Quero antes Cufar onde há ar e espaço, quero ir para a estrada, prefiro morrer nas matas de Cabolol do que aqui entoupeirado neste pequenino murado quintal.

A CCAÇ  continua imparável, há que aproveitar o desempenho e moral desta gente. As operações sucedem-se, é a hora certa para dar um salto ao outro lado do Cumbijã, à quinta do Nino, e verificar como estão as coisas por lá. A 8 de Julho de 1965, a Companhia embarca em Impungueda a fim de levar a efeito a operação Satan. Pelas quatro horas da madrugada as três LDM que transportam a CCAÇ encontram-se frente a Caboxanque. Detectados, as forças do PAIGC abrem fogo contra as NT, as lanchas conseguem acostar e o primeiro grupo de combate a desembarcar contra-ataca, desalojando os guerrilheiros.

Conseguindo progredir através de Caboxanque e depois Flaque Injã, pelas 7h00 consegue-se detectar e assaltar um acampamento, o  qual foi destruído bem como várias instalações e uma grande escola do PAIGC, onde é apreendido bastante material e documentação. Entre a documentação são encontradas várias fotografias, uma das quais do nosso amigo Nino em Pequim.

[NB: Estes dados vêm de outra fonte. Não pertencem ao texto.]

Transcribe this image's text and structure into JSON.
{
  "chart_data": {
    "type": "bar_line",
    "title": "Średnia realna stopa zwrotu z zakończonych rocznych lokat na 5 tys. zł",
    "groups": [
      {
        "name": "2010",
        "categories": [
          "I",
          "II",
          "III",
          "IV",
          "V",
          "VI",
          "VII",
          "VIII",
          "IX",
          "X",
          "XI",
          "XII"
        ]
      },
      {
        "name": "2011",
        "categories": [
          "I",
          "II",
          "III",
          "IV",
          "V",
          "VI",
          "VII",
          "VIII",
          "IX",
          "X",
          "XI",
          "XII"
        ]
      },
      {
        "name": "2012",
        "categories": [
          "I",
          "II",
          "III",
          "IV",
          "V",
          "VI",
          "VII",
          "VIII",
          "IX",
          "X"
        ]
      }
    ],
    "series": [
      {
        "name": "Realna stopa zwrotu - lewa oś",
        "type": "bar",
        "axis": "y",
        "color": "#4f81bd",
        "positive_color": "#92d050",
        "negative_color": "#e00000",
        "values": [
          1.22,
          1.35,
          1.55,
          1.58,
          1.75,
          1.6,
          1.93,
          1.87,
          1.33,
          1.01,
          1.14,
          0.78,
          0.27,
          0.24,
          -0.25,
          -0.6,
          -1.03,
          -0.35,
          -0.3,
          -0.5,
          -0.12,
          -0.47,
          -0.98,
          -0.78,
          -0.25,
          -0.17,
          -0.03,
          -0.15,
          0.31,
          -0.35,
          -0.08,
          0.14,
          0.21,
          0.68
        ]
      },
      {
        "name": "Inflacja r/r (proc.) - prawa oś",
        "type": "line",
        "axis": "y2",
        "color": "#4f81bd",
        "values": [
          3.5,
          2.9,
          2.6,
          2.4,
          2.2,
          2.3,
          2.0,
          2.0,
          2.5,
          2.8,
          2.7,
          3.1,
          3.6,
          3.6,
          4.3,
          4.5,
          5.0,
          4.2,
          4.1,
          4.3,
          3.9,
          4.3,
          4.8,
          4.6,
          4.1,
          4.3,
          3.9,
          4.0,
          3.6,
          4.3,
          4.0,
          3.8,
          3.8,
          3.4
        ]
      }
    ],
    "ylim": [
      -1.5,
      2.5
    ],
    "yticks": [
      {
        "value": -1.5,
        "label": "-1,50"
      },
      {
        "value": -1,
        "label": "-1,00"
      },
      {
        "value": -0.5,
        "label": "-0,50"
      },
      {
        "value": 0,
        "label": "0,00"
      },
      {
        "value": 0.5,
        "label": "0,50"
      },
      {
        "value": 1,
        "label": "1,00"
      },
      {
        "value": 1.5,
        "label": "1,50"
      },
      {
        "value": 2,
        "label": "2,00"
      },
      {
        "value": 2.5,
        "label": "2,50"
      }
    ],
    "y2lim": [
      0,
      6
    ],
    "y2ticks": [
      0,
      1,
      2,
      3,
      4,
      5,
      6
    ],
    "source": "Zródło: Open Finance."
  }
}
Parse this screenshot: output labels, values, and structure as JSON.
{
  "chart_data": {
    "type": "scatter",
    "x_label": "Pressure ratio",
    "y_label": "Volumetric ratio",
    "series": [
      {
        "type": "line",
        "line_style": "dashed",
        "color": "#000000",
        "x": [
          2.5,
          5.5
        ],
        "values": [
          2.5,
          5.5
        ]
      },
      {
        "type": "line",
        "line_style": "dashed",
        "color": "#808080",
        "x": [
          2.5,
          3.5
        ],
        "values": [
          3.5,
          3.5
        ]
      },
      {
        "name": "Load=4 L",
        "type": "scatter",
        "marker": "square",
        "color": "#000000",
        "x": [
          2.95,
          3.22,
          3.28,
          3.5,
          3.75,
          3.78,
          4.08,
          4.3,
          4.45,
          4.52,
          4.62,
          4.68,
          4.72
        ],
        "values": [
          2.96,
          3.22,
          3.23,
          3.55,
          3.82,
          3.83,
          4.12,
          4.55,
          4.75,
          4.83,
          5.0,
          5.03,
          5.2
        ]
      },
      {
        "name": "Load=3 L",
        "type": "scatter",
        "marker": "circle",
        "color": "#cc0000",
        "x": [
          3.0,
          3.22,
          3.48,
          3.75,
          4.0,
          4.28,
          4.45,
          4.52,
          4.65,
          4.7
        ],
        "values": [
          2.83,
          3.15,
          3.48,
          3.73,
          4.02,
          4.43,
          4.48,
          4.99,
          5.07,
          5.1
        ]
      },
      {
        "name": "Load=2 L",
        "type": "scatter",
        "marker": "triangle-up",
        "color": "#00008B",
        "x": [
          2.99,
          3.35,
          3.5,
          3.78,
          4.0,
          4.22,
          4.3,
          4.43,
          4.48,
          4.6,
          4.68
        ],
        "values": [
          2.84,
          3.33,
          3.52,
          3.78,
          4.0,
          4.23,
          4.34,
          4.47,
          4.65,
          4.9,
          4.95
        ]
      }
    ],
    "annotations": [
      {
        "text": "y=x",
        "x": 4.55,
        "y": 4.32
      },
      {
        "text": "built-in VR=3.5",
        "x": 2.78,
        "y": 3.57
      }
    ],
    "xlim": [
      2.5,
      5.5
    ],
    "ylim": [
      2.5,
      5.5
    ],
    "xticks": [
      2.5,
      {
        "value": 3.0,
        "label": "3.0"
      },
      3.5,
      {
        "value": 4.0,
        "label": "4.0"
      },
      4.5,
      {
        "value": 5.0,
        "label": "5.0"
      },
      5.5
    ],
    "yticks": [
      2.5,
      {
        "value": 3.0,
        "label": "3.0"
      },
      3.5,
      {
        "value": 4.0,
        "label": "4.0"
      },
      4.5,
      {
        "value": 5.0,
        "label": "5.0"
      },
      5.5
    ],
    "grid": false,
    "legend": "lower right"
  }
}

Na descida de Flaque Injã para Caboxanque somos emboscados. Reagindo bem, a Companhia consegue abater seis guerrilheiros, capturar uma espingarda automática e diverso equipamento. No cais de Caboxanque onde se nos juntara a 4.ª CCAÇ  de Bedanda, enquanto se aguardava o embarque, fomos de novo fortemente atacados, mas o IN foi repelido. Sofremos um ferido grave que foi evacuado de helicóptero para Bissau. Já desflorámos o Cantanhez, dizia Jata, e era verdade…Caboxanque e Flaque Injã ficaram a conhecer os “Lassas” na operação Satan.

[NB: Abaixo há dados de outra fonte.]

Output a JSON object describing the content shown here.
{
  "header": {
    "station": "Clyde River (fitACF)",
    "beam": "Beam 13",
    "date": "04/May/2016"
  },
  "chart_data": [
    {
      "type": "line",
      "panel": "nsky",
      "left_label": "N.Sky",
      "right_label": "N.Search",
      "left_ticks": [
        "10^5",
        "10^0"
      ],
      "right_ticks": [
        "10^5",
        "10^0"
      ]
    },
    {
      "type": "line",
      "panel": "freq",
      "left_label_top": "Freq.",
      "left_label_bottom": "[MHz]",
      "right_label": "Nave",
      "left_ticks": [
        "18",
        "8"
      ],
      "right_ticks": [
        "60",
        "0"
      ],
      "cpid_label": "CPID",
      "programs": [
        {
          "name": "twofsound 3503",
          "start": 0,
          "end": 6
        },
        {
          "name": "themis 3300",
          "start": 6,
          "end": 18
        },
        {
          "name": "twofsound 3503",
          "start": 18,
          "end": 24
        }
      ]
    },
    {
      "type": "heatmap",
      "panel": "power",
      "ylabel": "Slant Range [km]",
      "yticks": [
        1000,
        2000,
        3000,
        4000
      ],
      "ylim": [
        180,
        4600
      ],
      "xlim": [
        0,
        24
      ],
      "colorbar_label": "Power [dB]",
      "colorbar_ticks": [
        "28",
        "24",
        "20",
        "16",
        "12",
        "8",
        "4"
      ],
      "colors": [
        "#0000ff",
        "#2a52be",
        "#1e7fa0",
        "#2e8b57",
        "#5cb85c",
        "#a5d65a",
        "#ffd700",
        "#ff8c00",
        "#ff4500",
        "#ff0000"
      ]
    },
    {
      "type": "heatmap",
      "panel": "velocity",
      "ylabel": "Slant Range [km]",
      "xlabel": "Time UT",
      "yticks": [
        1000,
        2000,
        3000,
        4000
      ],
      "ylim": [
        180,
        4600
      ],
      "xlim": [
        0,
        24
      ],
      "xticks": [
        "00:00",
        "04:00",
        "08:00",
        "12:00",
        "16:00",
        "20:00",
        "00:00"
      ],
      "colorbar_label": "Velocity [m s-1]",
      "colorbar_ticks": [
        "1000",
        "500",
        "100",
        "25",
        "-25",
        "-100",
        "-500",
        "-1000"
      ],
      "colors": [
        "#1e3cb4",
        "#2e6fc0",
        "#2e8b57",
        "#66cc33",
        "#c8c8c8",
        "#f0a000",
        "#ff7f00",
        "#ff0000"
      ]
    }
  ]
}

Há um caso que nos preocupa. Capturar o Alfa Nan Cabo. Já fizemos três golpes de mão para o apanhar e nada. O gajo parece uma enguia. De etnia balanta, cuja religião reside no respeito e obediência ao espírito dos antepassados, já que têm a experiência vivida em dois mundos, vivos e mortos, por consequência com dupla experiência da vida vivida nessa dualidade, estão em melhores condições de orientarem os que andam por cá. A vida é movimento, movimento é vida.

O soprar do vento, o ondular das águas, as chuvas fustigando, o enfurecimento do mar, os rios de maré na sua maravilhosa dualidade, de corrida para a foz ou para montante, o relâmpago rasgando o céu, todas as forças que se manifestam animando os corpos são espíritos que tudo controlam do além.

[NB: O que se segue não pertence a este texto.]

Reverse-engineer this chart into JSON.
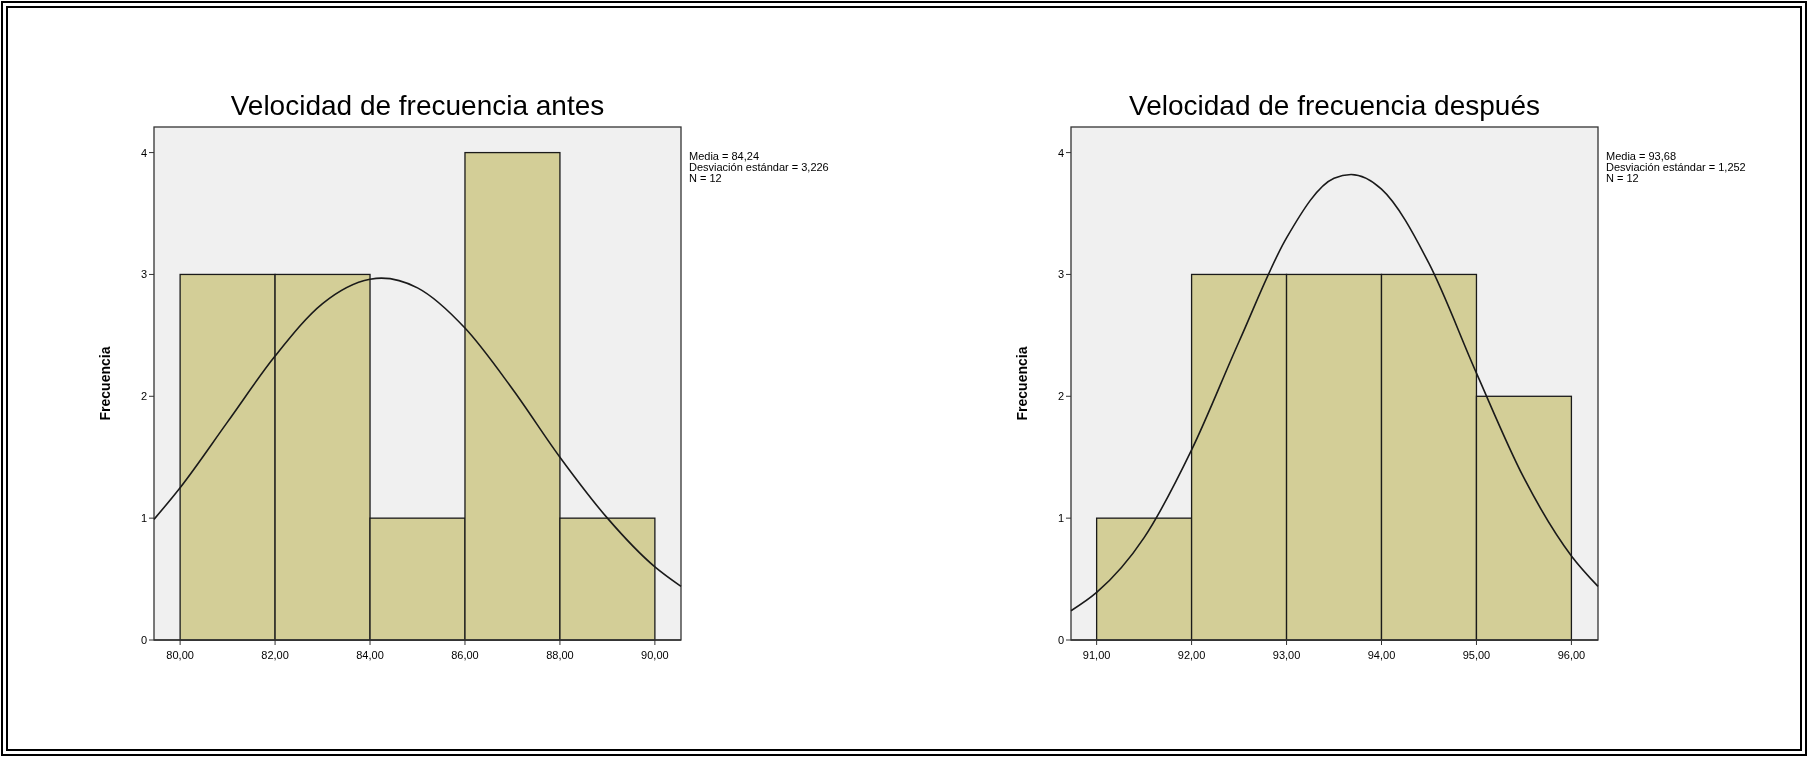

Voltamos a Cabolol. O guia vindo do Batalhão garante-nos haver um novo acampamento, mas não encontramos nada. Leva-nos ao antigo acampamento que verificamos continua destruído. Divergimos para a tabanca de Cantumane que verificamos encontrar-se deserta. Procedimento normal em termos de anti-guerrilha, proceder à revista de todas as moranças e depósitos de arroz.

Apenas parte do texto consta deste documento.